The only person who should crack an egg is the person inside that egg, and only through personal realization and self-understanding. The title rule helps us not step over that incredibly important boundary line.
I very much agree with this, if only people in the Reddit version cared about this, many of the people I met there believed it was their duty to force people out who aren’t ready, either because they didn’t know better or didn’t care. Also Reddit unlike Lemmy has the flaw of showing fully maximized posts in the feed so the title thing doesn’t help, the bad stuff will hit you as you’re scrolling.
I saw the post and comments in question earlier and thought to myself that it was dumb. Having a unique title for posts helps find them again if you’re not in the habit of saving every single thing you come across, so I’ve always kinda hated the “every post needs this exact title” rule on various subreddits.
That said, I’m also not fond of titles that are 100% emojis.
I don’t mind it but I wish people would add the content warnings, i.e.
Egg_irl [CW: Assumes the viewer is Transfem]

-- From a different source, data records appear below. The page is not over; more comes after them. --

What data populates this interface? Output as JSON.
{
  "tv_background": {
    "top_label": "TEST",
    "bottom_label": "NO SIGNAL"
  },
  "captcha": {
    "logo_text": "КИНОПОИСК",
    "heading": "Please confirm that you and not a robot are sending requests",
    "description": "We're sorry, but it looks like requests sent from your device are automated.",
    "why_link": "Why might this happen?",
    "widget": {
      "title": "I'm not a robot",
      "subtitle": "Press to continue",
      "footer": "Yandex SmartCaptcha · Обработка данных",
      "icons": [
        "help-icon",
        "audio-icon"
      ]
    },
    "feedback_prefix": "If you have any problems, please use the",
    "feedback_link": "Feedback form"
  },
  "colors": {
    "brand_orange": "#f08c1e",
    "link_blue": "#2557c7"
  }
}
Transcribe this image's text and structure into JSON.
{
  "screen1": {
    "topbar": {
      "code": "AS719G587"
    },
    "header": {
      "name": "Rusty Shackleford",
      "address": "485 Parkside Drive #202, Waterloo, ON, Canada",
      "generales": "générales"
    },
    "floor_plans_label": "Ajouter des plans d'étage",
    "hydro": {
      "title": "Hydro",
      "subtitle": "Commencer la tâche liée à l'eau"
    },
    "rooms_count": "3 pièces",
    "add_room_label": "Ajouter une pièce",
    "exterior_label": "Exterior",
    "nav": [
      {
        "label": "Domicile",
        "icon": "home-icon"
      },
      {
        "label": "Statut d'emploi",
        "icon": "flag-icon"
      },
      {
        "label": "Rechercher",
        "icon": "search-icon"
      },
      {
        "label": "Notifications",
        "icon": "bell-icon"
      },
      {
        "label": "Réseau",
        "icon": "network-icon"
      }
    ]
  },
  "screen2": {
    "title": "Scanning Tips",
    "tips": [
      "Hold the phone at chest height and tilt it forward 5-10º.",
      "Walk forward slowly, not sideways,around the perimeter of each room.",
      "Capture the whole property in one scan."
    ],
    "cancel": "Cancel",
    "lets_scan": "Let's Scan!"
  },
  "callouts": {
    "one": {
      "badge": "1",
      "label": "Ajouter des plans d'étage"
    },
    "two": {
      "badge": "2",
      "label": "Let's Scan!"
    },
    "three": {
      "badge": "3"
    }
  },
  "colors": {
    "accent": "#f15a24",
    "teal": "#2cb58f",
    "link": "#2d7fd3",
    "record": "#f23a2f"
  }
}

maybe also make CW posts NSFW, since they can be sensitive in nature.Trigger warnings don’t help anything and can even be worse for people. Having to add warnings like that, especially about incredibly tame things like “assumes viewer is transfem” is just absurd
I disagree, If a person doesn’t want to see something with violence, transphobia, or disturbing imagery a Warning is good, because they can just not click on it (if you click it anyway that’s on you).
Regarding assuming the user’s gender (talking about gender as a whole) , It might seem tame or absurd to someone who isn’t trans, or to a trans person who doesn’t understand the existence of other identities outside their own (very common on reddit.com/r/Egg_irl) but they can cause dysphoria for many folks especially when blindsided by them, which they can avoid if they know before clicking on them.
That’s all well and good that you’re trying to prevent people from being upset, but they simply don’t work.